Written By: Vita Ayala
Art By: Bernard Chang
Colors By: Marcel Maiolo
Letters By: VC’s Travis Lanham
Cover Art By: R.B. Silva, Jesus Aburtov
Cover Price: $4.99
Release Date: March 10, 2021
In Children of the Atom #1, we’re introduced to a group of high-school aged teenagers that look like and have superpowers similar to the core X-Men team. They’re a newly assembled team, still getting their superhero legs under them thwarting depowered bank robbers for a start. When their activities catches the eye of Krakoan residents, they’re offered safe passage back to the island; and offer they’ve put off for far too long.
Was It Good?
It was… weird. Bernard Chang’s artwork is excellent. The character designs and general action of the book is some of the best Marvel quality out there, so you will visually enjoy this book.

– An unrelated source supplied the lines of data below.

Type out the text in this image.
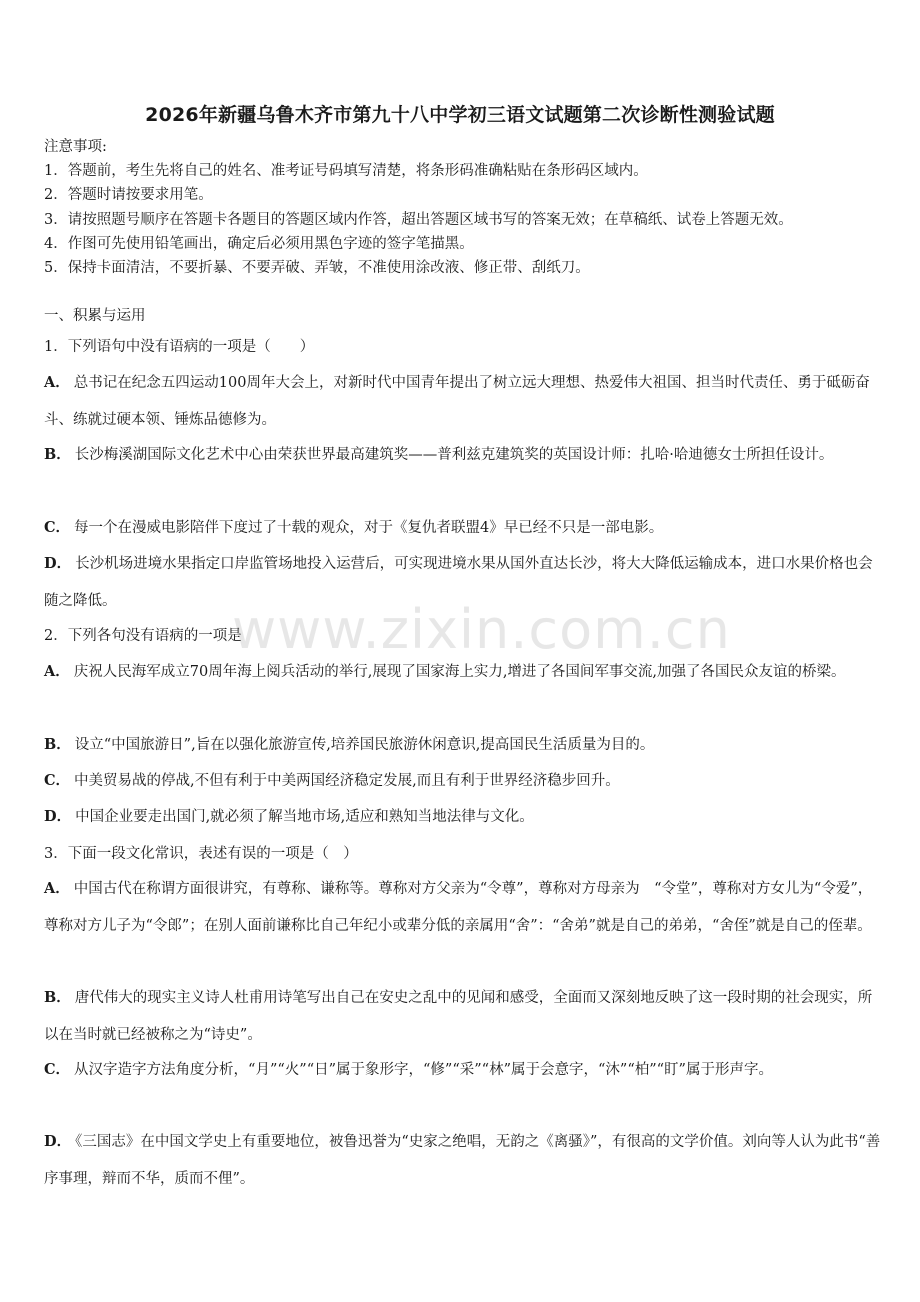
2026年新疆乌鲁木齐市第九十八中学初三语文试题第二次诊断性测验试题
注意事项:
1．答题前，考生先将自己的姓名、准考证号码填写清楚，将条形码准确粘贴在条形码区域内。
2．答题时请按要求用笔。
3．请按照题号顺序在答题卡各题目的答题区域内作答，超出答题区域书写的答案无效；在草稿纸、试卷上答题无效。
4．作图可先使用铅笔画出，确定后必须用黑色字迹的签字笔描黑。
5．保持卡面清洁，不要折暴、不要弄破、弄皱，不准使用涂改液、修正带、刮纸刀。
一、积累与运用
1．下列语句中没有语病的一项是（　　）
A． 总书记在纪念五四运动100周年大会上，对新时代中国青年提出了树立远大理想、热爱伟大祖国、担当时代责任、勇于砥砺奋斗、练就过硬本领、锤炼品德修为。
B． 长沙梅溪湖国际文化艺术中心由荣获世界最高建筑奖——普利兹克建筑奖的英国设计师：扎哈·哈迪德女士所担任设计。
C． 每一个在漫威电影陪伴下度过了十载的观众，对于《复仇者联盟4》早已经不只是一部电影。
D． 长沙机场进境水果指定口岸监管场地投入运营后，可实现进境水果从国外直达长沙，将大大降低运输成本，进口水果价格也会随之降低。
2．下列各句没有语病的一项是
A． 庆祝人民海军成立70周年海上阅兵活动的举行,展现了国家海上实力,增进了各国间军事交流,加强了各国民众友谊的桥梁。
B． 设立“中国旅游日”,旨在以强化旅游宣传,培养国民旅游休闲意识,提高国民生活质量为目的。
C． 中美贸易战的停战,不但有利于中美两国经济稳定发展,而且有利于世界经济稳步回升。
D． 中国企业要走出国门,就必须了解当地市场,适应和熟知当地法律与文化。
3．下面一段文化常识，表述有误的一项是（　）
A． 中国古代在称谓方面很讲究，有尊称、谦称等。尊称对方父亲为“令尊”，尊称对方母亲为　“令堂”，尊称对方女儿为“令爱”，尊称对方儿子为“令郎”；在别人面前谦称比自己年纪小或辈分低的亲属用“舍”：“舍弟”就是自己的弟弟，“舍侄”就是自己的侄辈。
B． 唐代伟大的现实主义诗人杜甫用诗笔写出自己在安史之乱中的见闻和感受，全面而又深刻地反映了这一段时期的社会现实，所以在当时就已经被称之为“诗史”。
C． 从汉字造字方法角度分析，“月”“火”“日”属于象形字，“修”“采”“林”属于会意字，“沐”“柏”“盯”属于形声字。
D． 《三国志》在中国文学史上有重要地位，被鲁迅誉为“史家之绝唱，无韵之《离骚》”，有很高的文学价值。刘向等人认为此书“善序事理，辩而不华，质而不俚”。
www.zixin.com.cn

The writing, specifically the dialog, is very uneven. There are high points and low points – the lowest is the opening team battle. The other aspect to the writing is the story itself, which is bizarre. You clearly get that Ayala is setting up a mystery as to who these teenagers are, but the way it’s presented implies the answer is an unhealthy one. That may or may not appeal to you, but there’s at least enough open questions in this issue to breed curiosity for issue #2.
What’s It About?
We begin with a street corner battle in NYC between a band of bank robbers and a team of supers that look like alternate, teen-aged versions of the X-Men. The team consists of variants of Jean Grey, Cyclops, Nightcrawler, Gambit, and Angel. Let’s call them CoA to make it easier to track.

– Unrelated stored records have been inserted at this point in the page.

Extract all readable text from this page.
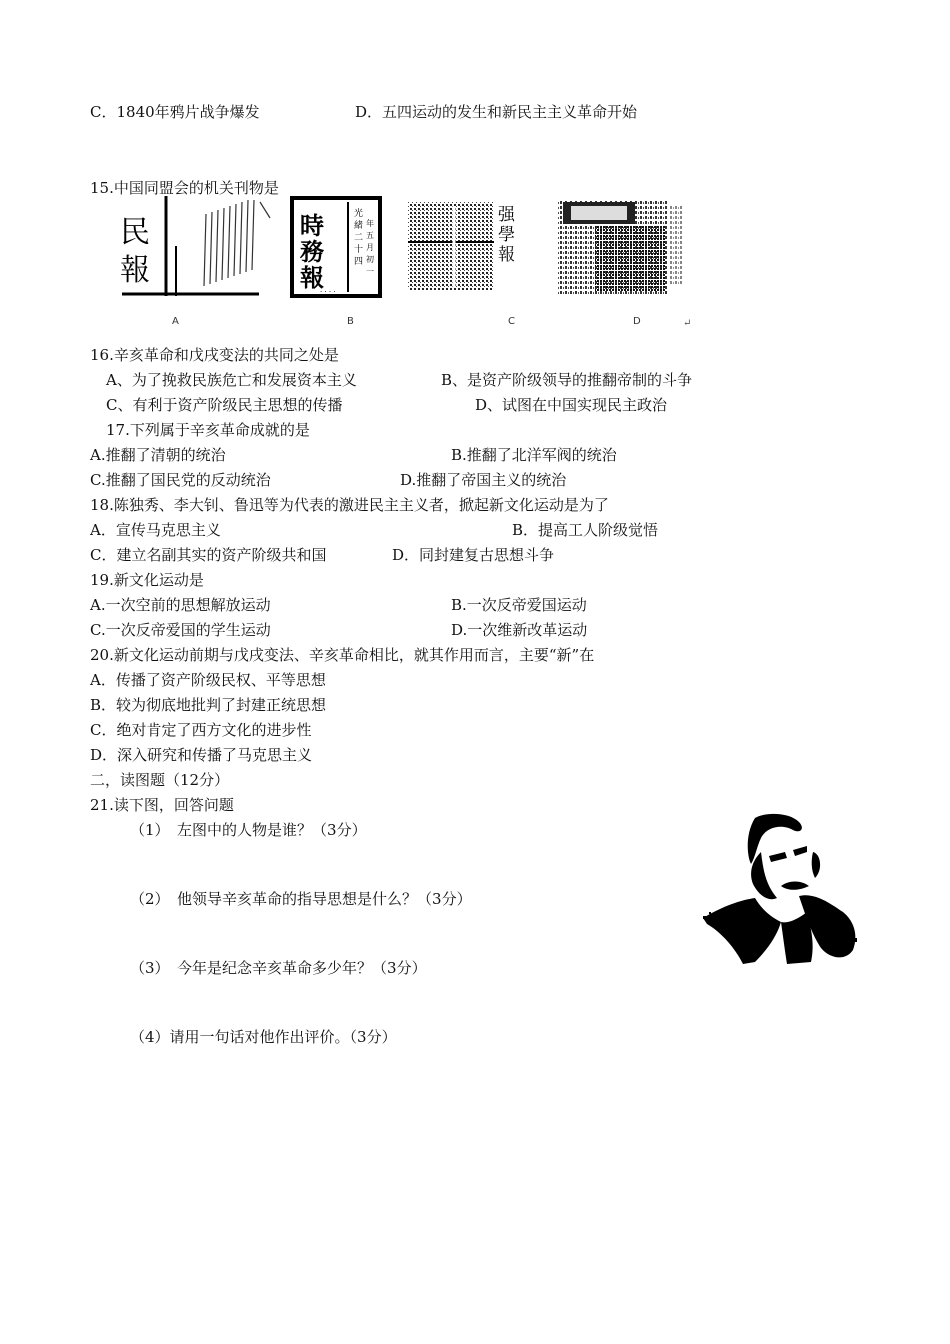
C．1840年鸦片战争爆发	D．五四运动的发生和新民主主义革命开始
15.中国同盟会的机关刊物是
民
報
A
時
務
報
光
緒
二
十
四
年
五
月
初
一
· · · ·
B
强
學
報
C	D	↵
16.辛亥革命和戊戌变法的共同之处是
A、为了挽救民族危亡和发展资本主义	B、是资产阶级领导的推翻帝制的斗争
C、有利于资产阶级民主思想的传播	D、试图在中国实现民主政治
17.下列属于辛亥革命成就的是
A.推翻了清朝的统治	B.推翻了北洋军阀的统治
C.推翻了国民党的反动统治	D.推翻了帝国主义的统治
18.陈独秀、李大钊、鲁迅等为代表的激进民主主义者，掀起新文化运动是为了
A．宣传马克思主义	B．提高工人阶级觉悟
C．建立名副其实的资产阶级共和国	D．同封建复古思想斗争
19.新文化运动是
A.一次空前的思想解放运动	B.一次反帝爱国运动
C.一次反帝爱国的学生运动	D.一次维新改革运动
20.新文化运动前期与戊戌变法、辛亥革命相比，就其作用而言，主要“新”在
A．传播了资产阶级民权、平等思想
B．较为彻底地批判了封建正统思想
C．绝对肯定了西方文化的进步性
D．深入研究和传播了马克思主义
二，读图题（12分）
21.读下图，回答问题
（1）　左图中的人物是谁？（3分）
（2）　他领导辛亥革命的指导思想是什么？（3分）
（3）　今年是纪念辛亥革命多少年？（3分）
（4）请用一句话对他作出评价。（3分）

The CoA beats the robbers clumsily as it seems this is either their very first crimefighting outing or close to it. After leaving the tied up robbers for the police, the COA is approached by Pixie, Magma, and Maggot on a recon mission from Krakoa. The Krakoan mutants offer to bring the CoA back to the island for asylum, but the CoA hesitantly refuses.
A note about the writing up to this point. The snappy banter between the robbers and the CoA was very clunky, disjointed, and lacking in authenticity. The opposing teams were talking at each other rather than with each other, and it made for a very stiff reading experience. Thankfully, the dialog significantly improves after this opening scene.

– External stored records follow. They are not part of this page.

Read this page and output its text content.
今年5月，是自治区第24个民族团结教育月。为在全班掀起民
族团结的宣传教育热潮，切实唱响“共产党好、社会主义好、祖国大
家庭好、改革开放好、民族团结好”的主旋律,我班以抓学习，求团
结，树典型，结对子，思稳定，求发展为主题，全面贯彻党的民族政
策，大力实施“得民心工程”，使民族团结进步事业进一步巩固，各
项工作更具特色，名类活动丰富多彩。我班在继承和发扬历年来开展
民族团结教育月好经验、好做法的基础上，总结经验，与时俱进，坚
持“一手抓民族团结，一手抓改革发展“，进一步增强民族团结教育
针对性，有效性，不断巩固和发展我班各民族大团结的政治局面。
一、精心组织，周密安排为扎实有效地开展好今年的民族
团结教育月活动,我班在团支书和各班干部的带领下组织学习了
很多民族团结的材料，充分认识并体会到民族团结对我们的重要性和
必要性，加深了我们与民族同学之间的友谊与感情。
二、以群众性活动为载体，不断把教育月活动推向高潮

On the Moon’s Summers House, the X-Men discuss the discovery of the CoA and how to handle the situation. The X-Men waffle between simply talking to the teens again to convince them to come back to Krakoa and outright considering kidnapping. Ultimately, Storm takes the lead in having a thorough talk with the CoA, if they can be found. Cerebro is unable to locate them on any scan.
Cut to a High School basketball scrimmage and most of the CoA is talking about the typical teenager troubles, dealing with a stereotypical bully, and living the average teenager life. Through the dialog and Buddy(Cyclops-Lass)’s inner monologue, we learn she’s secretly in love with Gabe (Cherub aka Angel) who is already in a relationship with (Gimmick aka Gambit). This revelation has no relevance to the rest of the story, so presumably it will matter in a future issue.
We end the issue with the CoA suiting up after hours to head to Krakoa unescorted. And that’s it. Plot-wise, there’s not much meat to this first issue. It’s all setup and character development that opens up a laundry list of questions to answer in future issues. You might be thinking (as this reviewer is)…
Wait! What? Are they mutants or not?
They are not.
How do you know?
You can’t fool Krakoa.
The solicit for this issue says they’re sidekicks. Sidekicks to who?
That description is misleading. It would be more accurate to call them cosplayers.
If they’re not mutants, where do they get their powers?
It’s not explained.
If they’re not mutants, and the world hates mutants, whey are thy dressed like the X-Men?
It’s not explained.
Do they want to go to Krakoa?
Yes. Very, very, very badly.
If they’re not mutants, why do they want to go to Krakoa so badly?
It’s not explained.
Children of the Atom #1, has excellent art and is certainly a different kind of X-Men story. Despite a bumpy start, the writing settles into decent levels as the issue progresses, and the story opens up many questions that put a lot of pressure on future issues to pay off.